Presidente da CCDR Alentejo destaca a importância estratégica do certame, a aposta no ordenamento do território, na habitação e na captação de investimento
A Feira de São João 2026 continua a decorrer em Évora, consolidando-se, uma vez mais, como um dos maiores acontecimentos populares do Alentejo. Inaugurado na passada terça-feira, 23 de junho, o certame reúne, ao longo de quase duas semanas, dezenas de expositores, concertos, iniciativas culturais, gastronomia, desporto e animação, numa edição dedicada ao tema «Évora: Capital Europeia ao Sul».
O Alentrium.pt esteve presente na inauguração oficial e falou com o presidente da Comissão de Coordenação e Desenvolvimento Regional (CCDR) do Alentejo, Ricardo Pinheiro, que destacou a importância histórica e estratégica da Feira de São João para a região e para a Euroregião Alentejo-Extremadura.
Segundo Ricardo Pinheiro, a Feira de São João representa um dos momentos mais marcantes das celebrações populares realizadas nesta zona da Península Ibérica.
“A Feira de São João, aliás o São João em Évora, é um ícone absolutamente marcante relativamente ao posicionamento das festividades relacionadas com São João na Euroregião Alentejo-Extremadura.”

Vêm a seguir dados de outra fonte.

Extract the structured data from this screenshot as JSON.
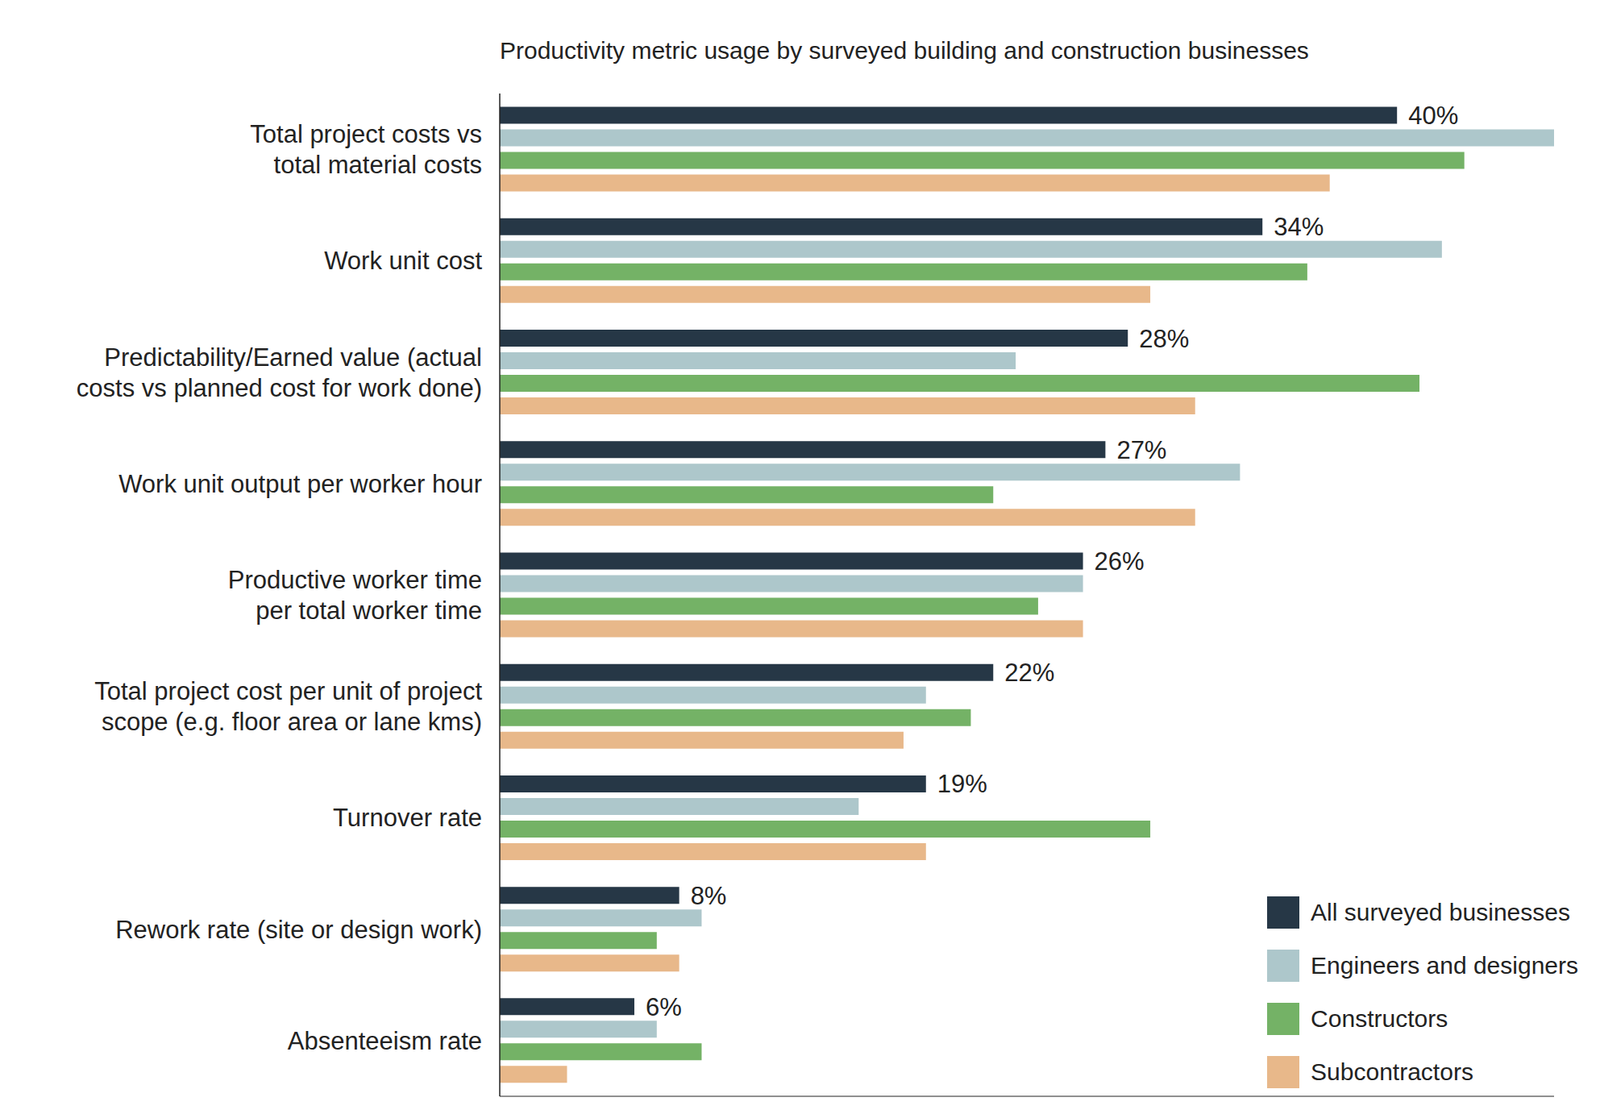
{
  "chart_data": {
    "type": "bar",
    "title": "Productivity metric usage by surveyed building and construction businesses",
    "orientation": "horizontal",
    "categories": [
      "Total project costs vs\ntotal material costs",
      "Work unit cost",
      "Predictability/Earned value (actual\ncosts vs planned cost for work done)",
      "Work unit output per worker hour",
      "Productive worker time\nper total worker time",
      "Total project cost per unit of project\nscope (e.g. floor area or lane kms)",
      "Turnover rate",
      "Rework rate (site or design work)",
      "Absenteeism rate"
    ],
    "series": [
      {
        "name": "All surveyed businesses",
        "color": "#263746",
        "values": [
          40,
          34,
          28,
          27,
          26,
          22,
          19,
          8,
          6
        ],
        "data_labels": true,
        "value_labels": [
          "40%",
          "34%",
          "28%",
          "27%",
          "26%",
          "22%",
          "19%",
          "8%",
          "6%"
        ]
      },
      {
        "name": "Engineers and designers",
        "color": "#adc7cb",
        "values": [
          47,
          42,
          23,
          33,
          26,
          19,
          16,
          9,
          7
        ]
      },
      {
        "name": "Constructors",
        "color": "#74b266",
        "values": [
          43,
          36,
          41,
          22,
          24,
          21,
          29,
          7,
          9
        ]
      },
      {
        "name": "Subcontractors",
        "color": "#e8b88a",
        "values": [
          37,
          29,
          31,
          31,
          26,
          18,
          19,
          8,
          3
        ]
      }
    ],
    "xlim": [
      0,
      47
    ],
    "grid": false,
    "legend": "lower right",
    "tick_labels": "y"
  }
}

O responsável considera que a edição deste ano apresenta uma renovação significativa, destacando a forma como o certame alia a dimensão cultural a temas estruturantes para o desenvolvimento do território.

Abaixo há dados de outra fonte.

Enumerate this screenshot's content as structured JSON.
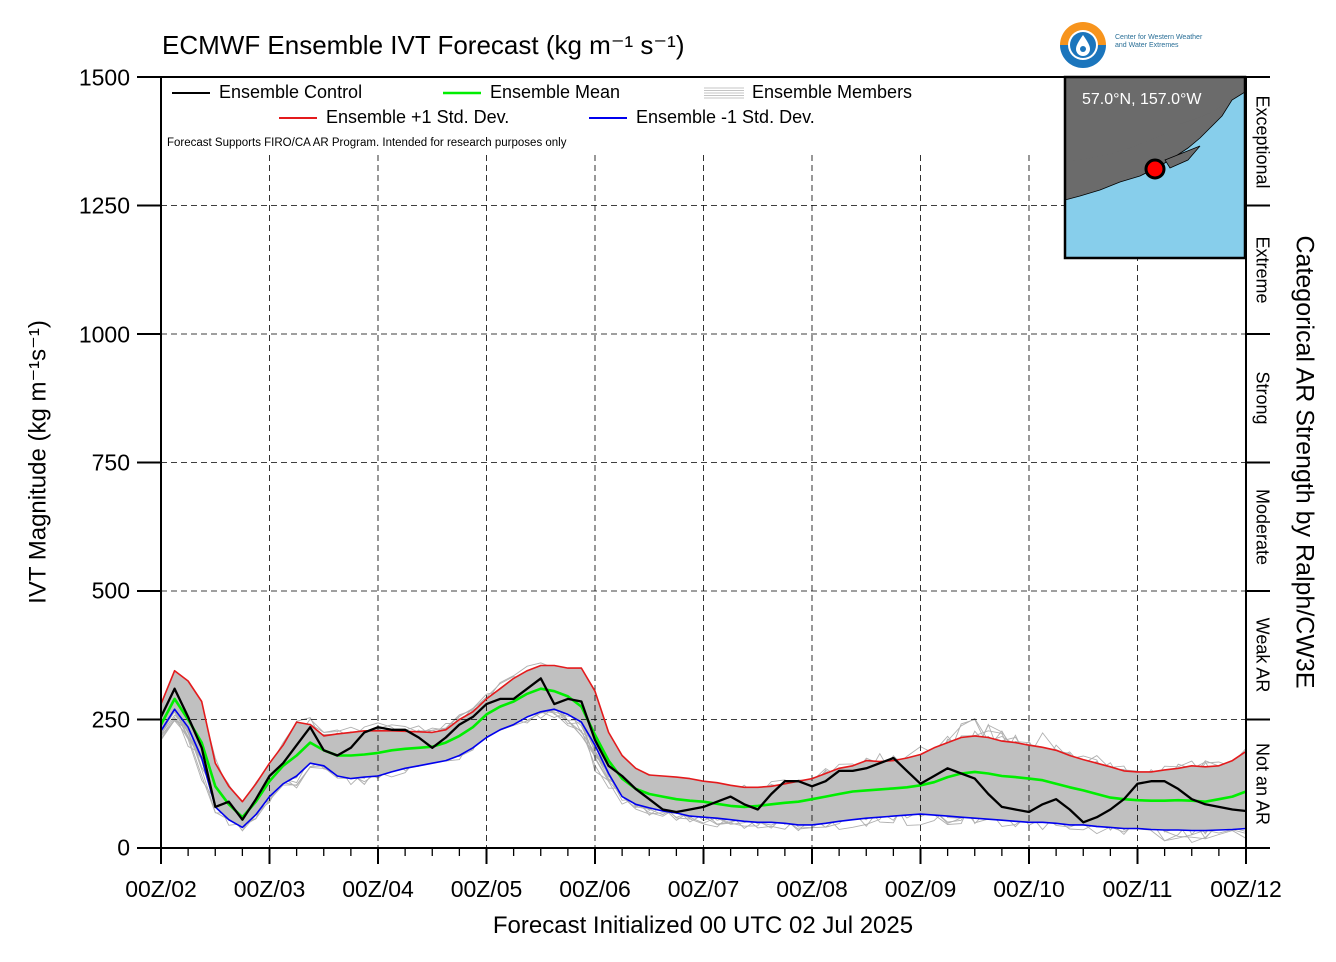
{
  "header": {
    "title": "ECMWF Ensemble IVT Forecast (kg m⁻¹ s⁻¹)",
    "right_axis_label": "Categorical AR Strength by Ralph/CW3E",
    "note": "Forecast Supports FIRO/CA AR Program. Intended for research purposes only"
  },
  "logo": {
    "text_line1": "Center for Western Weather",
    "text_line2": "and Water Extremes",
    "colors": {
      "ring": "#f7941d",
      "water": "#1b75bc"
    },
    "icon": "water-drop-icon"
  },
  "inset_map": {
    "location_label": "57.0°N, 157.0°W",
    "colors": {
      "ocean": "#87ceeb",
      "land": "#6b6b6b",
      "marker": "#ff0000"
    }
  },
  "categories": [
    "Not an AR",
    "Weak AR",
    "Moderate",
    "Strong",
    "Extreme",
    "Exceptional"
  ],
  "colors": {
    "control": "#000000",
    "mean": "#00ee00",
    "plus_std": "#e41a1c",
    "minus_std": "#0000ee",
    "members": "#b0b0b0",
    "spread_fill": "#c0c0c0"
  },
  "chart_data": {
    "type": "line",
    "title": "ECMWF Ensemble IVT Forecast (kg m⁻¹ s⁻¹)",
    "xlabel": "Forecast Initialized 00 UTC 02 Jul 2025",
    "ylabel": "IVT Magnitude (kg m⁻¹s⁻¹)",
    "ylim": [
      0,
      1500
    ],
    "yticks": [
      0,
      250,
      500,
      750,
      1000,
      1250,
      1500
    ],
    "xlim": [
      0,
      240
    ],
    "x_tick_hours": [
      0,
      24,
      48,
      72,
      96,
      120,
      144,
      168,
      192,
      216,
      240
    ],
    "x_tick_labels": [
      "00Z/02",
      "00Z/03",
      "00Z/04",
      "00Z/05",
      "00Z/06",
      "00Z/07",
      "00Z/08",
      "00Z/09",
      "00Z/10",
      "00Z/11",
      "00Z/12"
    ],
    "grid": true,
    "legend_placement": "top-left",
    "legend": [
      "Ensemble Control",
      "Ensemble Mean",
      "Ensemble Members",
      "Ensemble +1 Std. Dev.",
      "Ensemble -1 Std. Dev."
    ],
    "category_thresholds": [
      0,
      250,
      500,
      750,
      1000,
      1250,
      1500
    ],
    "lead_hours": [
      0,
      3,
      6,
      9,
      12,
      15,
      18,
      21,
      24,
      27,
      30,
      33,
      36,
      39,
      42,
      45,
      48,
      51,
      54,
      57,
      60,
      63,
      66,
      69,
      72,
      75,
      78,
      81,
      84,
      87,
      90,
      93,
      96,
      99,
      102,
      105,
      108,
      111,
      114,
      117,
      120,
      123,
      126,
      129,
      132,
      135,
      138,
      141,
      144,
      147,
      150,
      153,
      156,
      159,
      162,
      165,
      168,
      171,
      174,
      177,
      180,
      183,
      186,
      189,
      192,
      195,
      198,
      201,
      204,
      207,
      210,
      213,
      216,
      219,
      222,
      225,
      228,
      231,
      234,
      237,
      240
    ],
    "series": [
      {
        "name": "Ensemble Control",
        "values": [
          255,
          310,
          255,
          195,
          80,
          90,
          55,
          95,
          140,
          165,
          200,
          235,
          190,
          180,
          195,
          225,
          235,
          230,
          230,
          215,
          195,
          215,
          240,
          255,
          280,
          290,
          290,
          310,
          330,
          280,
          290,
          285,
          210,
          160,
          140,
          115,
          95,
          75,
          70,
          75,
          80,
          90,
          100,
          85,
          75,
          105,
          130,
          130,
          120,
          130,
          150,
          150,
          155,
          165,
          175,
          150,
          125,
          140,
          155,
          145,
          135,
          105,
          80,
          75,
          70,
          85,
          95,
          75,
          50,
          60,
          75,
          95,
          125,
          130,
          130,
          115,
          95,
          85,
          80,
          75,
          72
        ]
      },
      {
        "name": "Ensemble Mean",
        "values": [
          240,
          290,
          250,
          205,
          120,
          85,
          60,
          90,
          130,
          160,
          180,
          205,
          190,
          180,
          180,
          182,
          185,
          190,
          193,
          195,
          197,
          205,
          218,
          235,
          260,
          275,
          285,
          300,
          310,
          305,
          295,
          275,
          220,
          170,
          135,
          115,
          105,
          100,
          95,
          92,
          90,
          86,
          82,
          80,
          82,
          85,
          88,
          90,
          95,
          100,
          105,
          110,
          112,
          114,
          116,
          118,
          122,
          128,
          138,
          145,
          148,
          145,
          140,
          138,
          135,
          132,
          125,
          118,
          112,
          105,
          98,
          95,
          93,
          92,
          92,
          93,
          92,
          90,
          95,
          100,
          110
        ]
      },
      {
        "name": "Ensemble +1 Std. Dev.",
        "values": [
          280,
          345,
          325,
          285,
          165,
          120,
          90,
          125,
          165,
          200,
          245,
          240,
          218,
          222,
          225,
          228,
          228,
          228,
          227,
          226,
          225,
          230,
          250,
          265,
          290,
          310,
          330,
          345,
          355,
          355,
          350,
          350,
          305,
          225,
          180,
          155,
          142,
          140,
          138,
          135,
          130,
          127,
          122,
          118,
          118,
          120,
          125,
          130,
          135,
          145,
          155,
          160,
          170,
          168,
          170,
          175,
          182,
          195,
          205,
          215,
          218,
          215,
          208,
          205,
          200,
          196,
          190,
          180,
          172,
          165,
          158,
          150,
          148,
          148,
          152,
          155,
          160,
          158,
          160,
          170,
          188
        ]
      },
      {
        "name": "Ensemble -1 Std. Dev.",
        "values": [
          228,
          270,
          235,
          175,
          80,
          55,
          40,
          65,
          100,
          125,
          140,
          165,
          160,
          140,
          135,
          138,
          140,
          148,
          155,
          160,
          165,
          170,
          180,
          195,
          215,
          230,
          240,
          255,
          265,
          270,
          260,
          245,
          200,
          145,
          100,
          85,
          78,
          72,
          68,
          62,
          60,
          58,
          55,
          52,
          50,
          50,
          48,
          45,
          45,
          48,
          52,
          55,
          58,
          60,
          62,
          64,
          66,
          64,
          62,
          60,
          58,
          56,
          54,
          52,
          50,
          50,
          48,
          45,
          45,
          42,
          40,
          38,
          38,
          36,
          35,
          35,
          34,
          34,
          35,
          36,
          38
        ]
      }
    ]
  }
}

“Évora este ano rejuvenesce de uma forma absolutamente espetacular a forma como se apresenta aqui. A área de apresentação do Plano de Urbanização de Évora, em conjunto com uma forte componente cultural, parece-me particularmente importante.”
Ricardo Pinheiro enquadrou esta aposta no momento em que o Alentejo prepara o futuro Plano Regional de Ordenamento do Território, defendendo uma visão estratégica para responder aos desafios da região.

Entre esses desafios apontou, em primeiro lugar, a falta de habitação.
“É preciso estarmos completamente focados na forma como projetamos o Alentejo na sua dimensão mais estratégica, respondendo a um desafio enorme que é a falta de habitação na região.”
O presidente da CCDR destacou igualmente a necessidade de criar condições para atrair investimento e concretizar projetos previstos ao nível nacional, nomeadamente na área da energia.
“Temos de responder à atração de investimento e à concretização de muitos dos investimentos inscritos no Plano Nacional de Energia e Clima, acompanhando aquilo que são os desafios energéticos do país.”
Durante a entrevista ao Alentrium.pt, Ricardo Pinheiro sublinhou ainda que a CCDR do Alentejo atua em articulação com o Governo da República, defendendo que existe alinhamento na aplicação dos fundos comunitários e nas estratégias de desenvolvimento regional.
Segundo afirmou, algumas críticas decorrem de interpretações incorretas sobre o funcionamento da instituição.
“Às vezes geram-se confusões onde elas não têm razão de existir. É importante existir uma maior cultura sobre os fundos comunitários e sobre a forma como a CCDR trabalha completamente alinhada com os desafios definidos pelo Governo.”
Como exemplo, referiu decisões tomadas em sede de Comissão Interministerial relativamente à gestão dos programas financiados por fundos europeus.
No final da conversa, Ricardo Pinheiro salientou que eventos como a Feira de São João permitem reforçar a proximidade entre as instituições e os cidadãos.
“O São João permite-nos aproximar do território, perceber de que forma somos capazes de entender a dimensão cultural, estar próximos das pessoas e construir políticas públicas em função dos grandes desafios do Alentejo.”
A Feira de São João 2026 prossegue nos próximos dias com um programa diversificado que inclui espetáculos, exposições, atividades económicas, iniciativas culturais, desportivas e espaços dedicados à inovação e ao desenvolvimento regional, mantendo-se como um dos principais pontos de encontro da população alentejana e dos visitantes que passam por Évora.